The Beauty of Multi-Storey Car Parks

So I have been out on the streets of Sheffield with my easel and a large sheet of paper looking for beauty. I’m going to try this all summer as a kind of meditation or prayer or call it what you will.

As with all spiritual disciplines and creative endeavours it’s hard work to start with and requires a fair degree of effort as well as the will to ignore that voice that worries about what people will think. However, once I put the pencil on the paper and begin to dig a creative well, the feeling of the place begins to shift and change.

I find that even the most unpromising of corners begin to open up if you look at them for long enough (drawing car park entrance ramps appears to be my penchant at the moment for some reason). Spending time there, genuinely being there and genuinely seeing what is, you start to experience the place in a deeper way. Maybe it’s the way the shadows fall across some steps, or the reflection of sunlight from an office window or the interweaving of different layers of the city, stairs, underpasses and multi-storey car parks. Something will eventually catch your eye and, like a seedling pushing its way through concrete, beauty breaks through.

 

But more than the beauty of the physical is the beauty of the stories that interweave in that space. There is no surer way to get people to come and talk than setting up an easel and starting to draw. Somehow it breaks people open. Even before I start and I’m staring at a blank sheet of paper passers by will glance or smile or stop to chat.

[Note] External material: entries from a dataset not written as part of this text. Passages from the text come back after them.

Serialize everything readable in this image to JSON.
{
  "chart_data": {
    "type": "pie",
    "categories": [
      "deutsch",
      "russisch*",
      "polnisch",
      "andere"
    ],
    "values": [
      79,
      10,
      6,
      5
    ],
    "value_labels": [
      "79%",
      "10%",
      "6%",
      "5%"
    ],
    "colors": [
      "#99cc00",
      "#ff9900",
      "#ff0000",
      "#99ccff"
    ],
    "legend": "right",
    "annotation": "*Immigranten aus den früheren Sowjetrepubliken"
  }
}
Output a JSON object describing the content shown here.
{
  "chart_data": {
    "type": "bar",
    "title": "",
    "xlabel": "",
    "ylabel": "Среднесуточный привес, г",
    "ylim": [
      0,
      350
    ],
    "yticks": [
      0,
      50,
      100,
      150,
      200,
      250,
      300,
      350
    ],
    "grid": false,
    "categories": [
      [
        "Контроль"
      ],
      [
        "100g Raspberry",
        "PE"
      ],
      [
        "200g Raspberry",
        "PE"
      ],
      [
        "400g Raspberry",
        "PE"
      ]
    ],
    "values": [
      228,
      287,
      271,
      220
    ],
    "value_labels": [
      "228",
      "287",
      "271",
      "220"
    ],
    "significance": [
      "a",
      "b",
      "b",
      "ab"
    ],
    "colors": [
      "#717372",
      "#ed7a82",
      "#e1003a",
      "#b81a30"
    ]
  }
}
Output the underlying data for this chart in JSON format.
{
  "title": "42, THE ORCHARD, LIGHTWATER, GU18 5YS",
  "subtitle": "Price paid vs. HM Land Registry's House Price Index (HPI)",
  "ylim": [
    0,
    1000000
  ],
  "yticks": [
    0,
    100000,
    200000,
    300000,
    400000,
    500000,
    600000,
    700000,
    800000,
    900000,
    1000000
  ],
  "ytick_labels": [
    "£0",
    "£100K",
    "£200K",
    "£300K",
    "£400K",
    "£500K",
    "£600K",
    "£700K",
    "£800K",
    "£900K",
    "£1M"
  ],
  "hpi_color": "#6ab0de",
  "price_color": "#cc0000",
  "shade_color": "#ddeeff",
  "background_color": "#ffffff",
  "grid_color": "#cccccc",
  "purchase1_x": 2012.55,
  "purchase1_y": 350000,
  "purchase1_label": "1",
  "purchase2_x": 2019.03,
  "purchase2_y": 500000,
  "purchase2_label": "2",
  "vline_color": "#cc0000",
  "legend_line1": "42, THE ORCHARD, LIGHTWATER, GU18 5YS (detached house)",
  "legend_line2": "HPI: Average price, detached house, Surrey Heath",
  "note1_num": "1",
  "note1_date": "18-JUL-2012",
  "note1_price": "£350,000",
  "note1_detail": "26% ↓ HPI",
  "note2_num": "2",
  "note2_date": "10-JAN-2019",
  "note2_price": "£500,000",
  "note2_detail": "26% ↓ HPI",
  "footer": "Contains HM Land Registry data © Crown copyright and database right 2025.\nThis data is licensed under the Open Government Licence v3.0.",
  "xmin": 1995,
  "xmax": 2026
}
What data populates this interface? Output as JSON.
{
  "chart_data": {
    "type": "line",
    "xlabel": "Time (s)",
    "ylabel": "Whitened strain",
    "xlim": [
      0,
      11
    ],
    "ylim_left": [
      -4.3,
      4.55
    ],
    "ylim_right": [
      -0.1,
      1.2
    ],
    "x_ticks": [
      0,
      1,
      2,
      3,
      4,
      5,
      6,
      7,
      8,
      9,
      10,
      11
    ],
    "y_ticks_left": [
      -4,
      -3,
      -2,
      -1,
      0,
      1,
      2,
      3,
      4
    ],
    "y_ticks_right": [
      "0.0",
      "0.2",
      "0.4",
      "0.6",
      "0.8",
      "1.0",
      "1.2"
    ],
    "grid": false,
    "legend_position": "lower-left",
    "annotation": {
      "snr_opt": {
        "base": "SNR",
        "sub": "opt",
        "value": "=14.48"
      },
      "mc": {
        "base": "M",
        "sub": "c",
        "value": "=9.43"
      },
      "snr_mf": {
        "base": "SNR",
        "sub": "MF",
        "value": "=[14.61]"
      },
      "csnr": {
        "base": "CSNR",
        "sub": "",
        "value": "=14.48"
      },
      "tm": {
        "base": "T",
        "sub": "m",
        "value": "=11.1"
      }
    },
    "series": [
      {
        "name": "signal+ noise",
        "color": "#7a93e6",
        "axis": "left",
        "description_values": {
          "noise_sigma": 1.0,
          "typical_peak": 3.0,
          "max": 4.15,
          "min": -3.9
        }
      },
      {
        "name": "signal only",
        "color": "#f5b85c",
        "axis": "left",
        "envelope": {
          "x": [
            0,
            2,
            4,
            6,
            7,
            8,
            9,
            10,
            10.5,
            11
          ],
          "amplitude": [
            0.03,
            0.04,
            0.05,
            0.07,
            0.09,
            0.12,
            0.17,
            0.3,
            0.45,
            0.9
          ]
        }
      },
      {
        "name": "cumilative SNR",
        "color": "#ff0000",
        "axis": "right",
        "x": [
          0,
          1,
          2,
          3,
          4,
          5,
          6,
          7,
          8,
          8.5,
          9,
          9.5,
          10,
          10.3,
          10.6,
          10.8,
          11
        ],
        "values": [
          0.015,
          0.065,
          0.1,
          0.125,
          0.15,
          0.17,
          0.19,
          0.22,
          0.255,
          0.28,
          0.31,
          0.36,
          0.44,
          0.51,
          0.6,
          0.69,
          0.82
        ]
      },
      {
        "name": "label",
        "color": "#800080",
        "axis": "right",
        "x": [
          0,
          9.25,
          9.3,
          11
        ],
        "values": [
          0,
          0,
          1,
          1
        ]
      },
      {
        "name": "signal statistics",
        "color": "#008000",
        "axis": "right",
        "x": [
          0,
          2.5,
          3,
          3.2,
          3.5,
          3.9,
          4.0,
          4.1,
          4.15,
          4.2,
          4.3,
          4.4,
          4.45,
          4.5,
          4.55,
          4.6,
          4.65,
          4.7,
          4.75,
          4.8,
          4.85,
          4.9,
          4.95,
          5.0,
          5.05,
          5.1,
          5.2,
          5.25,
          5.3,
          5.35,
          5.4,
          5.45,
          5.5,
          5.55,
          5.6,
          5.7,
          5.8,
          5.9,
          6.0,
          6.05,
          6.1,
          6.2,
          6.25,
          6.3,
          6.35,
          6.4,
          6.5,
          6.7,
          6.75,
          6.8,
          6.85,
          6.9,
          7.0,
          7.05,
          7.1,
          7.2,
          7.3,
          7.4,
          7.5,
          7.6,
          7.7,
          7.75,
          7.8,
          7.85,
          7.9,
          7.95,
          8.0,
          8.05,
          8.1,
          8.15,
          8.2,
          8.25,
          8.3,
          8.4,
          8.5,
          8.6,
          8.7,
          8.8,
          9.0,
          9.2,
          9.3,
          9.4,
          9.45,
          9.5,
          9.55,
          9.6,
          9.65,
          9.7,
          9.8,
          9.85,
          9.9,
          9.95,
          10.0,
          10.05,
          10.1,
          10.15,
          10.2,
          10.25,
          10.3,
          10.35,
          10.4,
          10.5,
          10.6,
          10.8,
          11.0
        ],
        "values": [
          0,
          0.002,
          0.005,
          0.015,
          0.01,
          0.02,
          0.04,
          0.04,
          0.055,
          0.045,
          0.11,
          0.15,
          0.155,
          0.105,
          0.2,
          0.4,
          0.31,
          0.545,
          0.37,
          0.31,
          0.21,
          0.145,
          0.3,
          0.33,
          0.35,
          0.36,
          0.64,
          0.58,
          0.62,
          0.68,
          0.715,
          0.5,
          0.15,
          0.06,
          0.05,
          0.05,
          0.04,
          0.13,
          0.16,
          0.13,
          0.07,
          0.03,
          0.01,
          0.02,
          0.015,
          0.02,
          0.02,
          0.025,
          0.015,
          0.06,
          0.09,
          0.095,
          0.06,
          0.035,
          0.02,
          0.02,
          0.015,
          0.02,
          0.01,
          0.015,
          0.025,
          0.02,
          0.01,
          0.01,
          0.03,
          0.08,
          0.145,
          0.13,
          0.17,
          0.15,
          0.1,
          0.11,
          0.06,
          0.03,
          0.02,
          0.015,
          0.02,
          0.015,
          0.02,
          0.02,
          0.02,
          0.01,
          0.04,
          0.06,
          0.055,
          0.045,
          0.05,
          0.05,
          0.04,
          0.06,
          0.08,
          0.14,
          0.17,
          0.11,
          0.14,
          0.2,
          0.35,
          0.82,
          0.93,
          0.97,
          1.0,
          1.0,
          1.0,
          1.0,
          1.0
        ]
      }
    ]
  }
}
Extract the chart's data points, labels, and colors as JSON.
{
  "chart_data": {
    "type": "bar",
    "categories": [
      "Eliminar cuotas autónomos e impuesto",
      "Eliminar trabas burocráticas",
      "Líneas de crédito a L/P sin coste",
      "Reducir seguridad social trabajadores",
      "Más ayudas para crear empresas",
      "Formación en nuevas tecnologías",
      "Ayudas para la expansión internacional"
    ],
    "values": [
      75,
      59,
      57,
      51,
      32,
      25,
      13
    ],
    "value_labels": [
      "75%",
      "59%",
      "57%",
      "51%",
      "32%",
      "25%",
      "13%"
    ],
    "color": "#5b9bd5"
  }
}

And people share moments of their lives offering glimpses of who they really are…

…The little girl hiding behind my easel with a water pistol ready to jump out and squirt her mum…

…The lady in a summer dress and the aura of alcohol at 2pm touching my arm and telling me to remember her as the first person who told me how brilliant my work is…

…The elderly gentleman manoeuvring his mobility scooter to get a better look and then showing me the miniatures he paints to sell in a charity shop, telling me about the paintings he has hanging in galleries across Europe and about caring for his wife with dementia…

…The skater dude with a tightly rolled cigarette in his mouth talking about how he spent days drawing a bowling green when he lived in Spain…

…And so on – the weaving of people’s ordinary stories in an ordinary place – until I am overwhelmed by the intensity of the experience. 

 

I hesitate to say that every space is a sacred space, by definition if you say that everywhere is special then nowhere is really special, but perhaps every space has the potential to be sacred no matter how unpromising it may seem at first. So, when anyone stops to notice and waits in order to see what is really there. When someone stops to listen and hear the unheard stories that criss-cross each other without ever touching, the sacred comes to birth.